Ele não precisou de mais palavras para convencê-la. Com um aperto de mão eles se despediram, e então o compromisso estava selado.

Depois da agitação noturna, a tarde transcorreu de forma estranhamente pacífica. Além de ajudar no cuidado aos pacientes que já estavam internados no Curatório, Lana precisou sair apenas para entregar alguns medicamentos. Ajudou Tiana a colher e secar as ervas que eram utilizadas nos tratamentos, e depois acompanhou o doutor Lewie na verificação obstétrica da Consorte Zimma. Ao entardecer já estavam de volta e prontos para jantar.

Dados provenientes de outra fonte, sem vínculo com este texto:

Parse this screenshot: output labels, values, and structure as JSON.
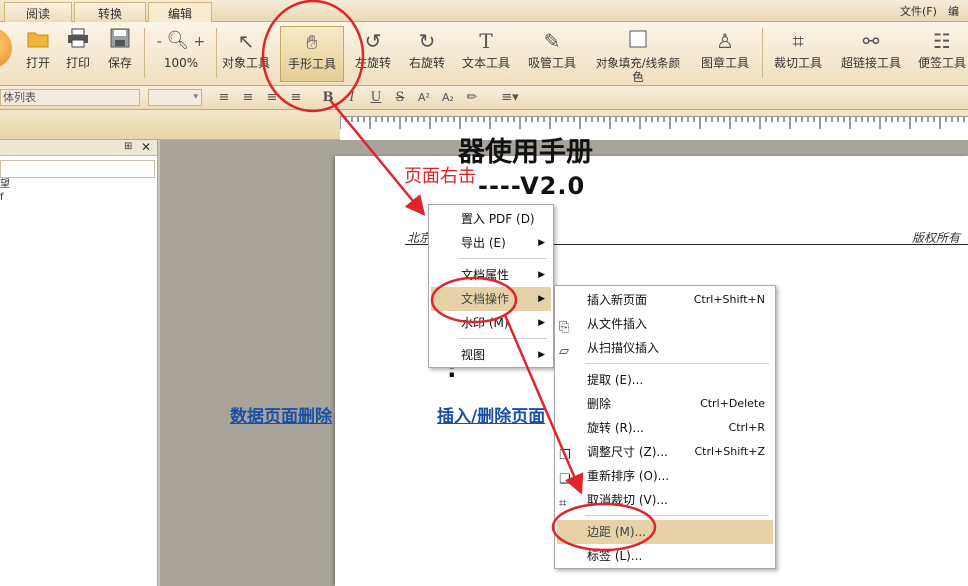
{
  "tabs": [
    {
      "label": "阅读"
    },
    {
      "label": "转换"
    },
    {
      "label": "编辑"
    }
  ],
  "menu_right": {
    "file": "文件(F)",
    "edit": "编辑"
  },
  "ribbon": {
    "open": "打开",
    "print": "打印",
    "save": "保存",
    "zoom_minus": "-",
    "zoom_plus": "+",
    "zoom": "100%",
    "object_tool": "对象工具",
    "hand_tool": "手形工具",
    "rotate_left": "左旋转",
    "rotate_right": "右旋转",
    "text_tool": "文本工具",
    "eyedropper_tool": "吸管工具",
    "fill_line_color": "对象填充/线条颜色",
    "stamp_tool": "图章工具",
    "crop_tool": "裁切工具",
    "hyperlink_tool": "超链接工具",
    "note_tool": "便签工具"
  },
  "format_bar": {
    "font_list": "体列表",
    "size_arrow": "▾",
    "bold": "B",
    "italic": "I",
    "underline": "U",
    "strike": "S",
    "superscript": "A²",
    "subscript": "A₂"
  },
  "panel": {
    "pin": "⊞",
    "close": "✕",
    "items": [
      "望",
      "f"
    ]
  },
  "document": {
    "header_left": "北京",
    "header_right": "版权所有",
    "title": "器使用手册",
    "version": "----V2.0",
    "colon": ":",
    "link_left": "数据页面删除",
    "link_right": "插入/删除页面"
  },
  "annotation": {
    "text": "页面右击"
  },
  "context_menu": {
    "items": [
      {
        "label": "置入 PDF (D)",
        "arrow": ""
      },
      {
        "label": "导出 (E)",
        "arrow": "▶"
      },
      {
        "label": "文档属性",
        "arrow": "▶"
      },
      {
        "label": "文档操作",
        "arrow": "▶"
      },
      {
        "label": "水印 (M)",
        "arrow": "▶"
      },
      {
        "label": "视图",
        "arrow": "▶"
      }
    ]
  },
  "submenu": {
    "items": [
      {
        "label": "插入新页面",
        "shortcut": "Ctrl+Shift+N"
      },
      {
        "label": "从文件插入",
        "shortcut": ""
      },
      {
        "label": "从扫描仪插入",
        "shortcut": ""
      },
      {
        "label": "提取 (E)...",
        "shortcut": ""
      },
      {
        "label": "删除",
        "shortcut": "Ctrl+Delete"
      },
      {
        "label": "旋转 (R)...",
        "shortcut": "Ctrl+R"
      },
      {
        "label": "调整尺寸 (Z)...",
        "shortcut": "Ctrl+Shift+Z"
      },
      {
        "label": "重新排序 (O)...",
        "shortcut": ""
      },
      {
        "label": "取消裁切 (V)...",
        "shortcut": ""
      },
      {
        "label": "边距 (M)...",
        "shortcut": ""
      },
      {
        "label": "标签 (L)...",
        "shortcut": ""
      }
    ]
  },
  "colors": {
    "annotation_red": "#e0242a",
    "highlight": "#e6d2a6",
    "link_blue": "#1a4fa8"
  }
}
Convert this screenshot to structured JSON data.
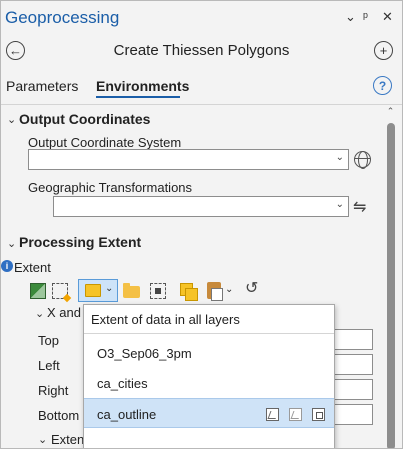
{
  "pane": {
    "title": "Geoprocessing",
    "controls": [
      "⌄",
      "ᵖ",
      "✕"
    ],
    "tool_name": "Create Thiessen Polygons"
  },
  "tabs": [
    {
      "label": "Parameters",
      "active": false
    },
    {
      "label": "Environments",
      "active": true
    }
  ],
  "help_icon": "question-icon",
  "output_coordinates": {
    "section_label": "Output Coordinates",
    "ocs_label": "Output Coordinate System",
    "ocs_value": "",
    "geo_label": "Geographic Transformations",
    "geo_value": ""
  },
  "processing_extent": {
    "section_label": "Processing Extent",
    "extent_label": "Extent",
    "sub_label": "X and",
    "fields": [
      {
        "label": "Top",
        "value": ""
      },
      {
        "label": "Left",
        "value": ""
      },
      {
        "label": "Right",
        "value": ""
      },
      {
        "label": "Bottom",
        "value": ""
      }
    ],
    "coord_sys_label": "Extent Coordinate System"
  },
  "extent_popup": {
    "header": "Extent of data in all layers",
    "items": [
      {
        "label": "O3_Sep06_3pm",
        "selected": false
      },
      {
        "label": "ca_cities",
        "selected": false
      },
      {
        "label": "ca_outline",
        "selected": true
      }
    ]
  },
  "colors": {
    "accent": "#1b5ea8",
    "selection": "#cfe3f7",
    "info": "#2f6fc3"
  }
}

O sono envolveu seu corpo assim que ela se deitou na cama. Naquela noite, Lana sonhou com um bebê que chorava a plenos pulmões. O odor da morte exalava implacavelmente dos corpos que cobriam o chão e haviam moscas por toda a parte. Por mais que procurasse, ela não sabia de onde vinha o choro, então teve que olhar morto por morto até descobrir sua origem. Rostos conhecidos a fitavam com seus olhos sem vida, e faces anônimas pareciam julgá-la com seus lábios retorcidos. Quando ela finalmente localizou a criança, sentiu seu coração arrefecer. O bebê se contorcia, envolto nos braços de um homem que havia morrido com um chifre enfiado no peito. O defunto já estava em um nível avançado de decomposição e larvas percorriam sua estrutura, debruçando-se sobre ele e sobre o bebê.

A parte mais terrível era sua face, que permanecera estranhamente intacta.

O homem tinha o rosto do Príncipe Herdeiro.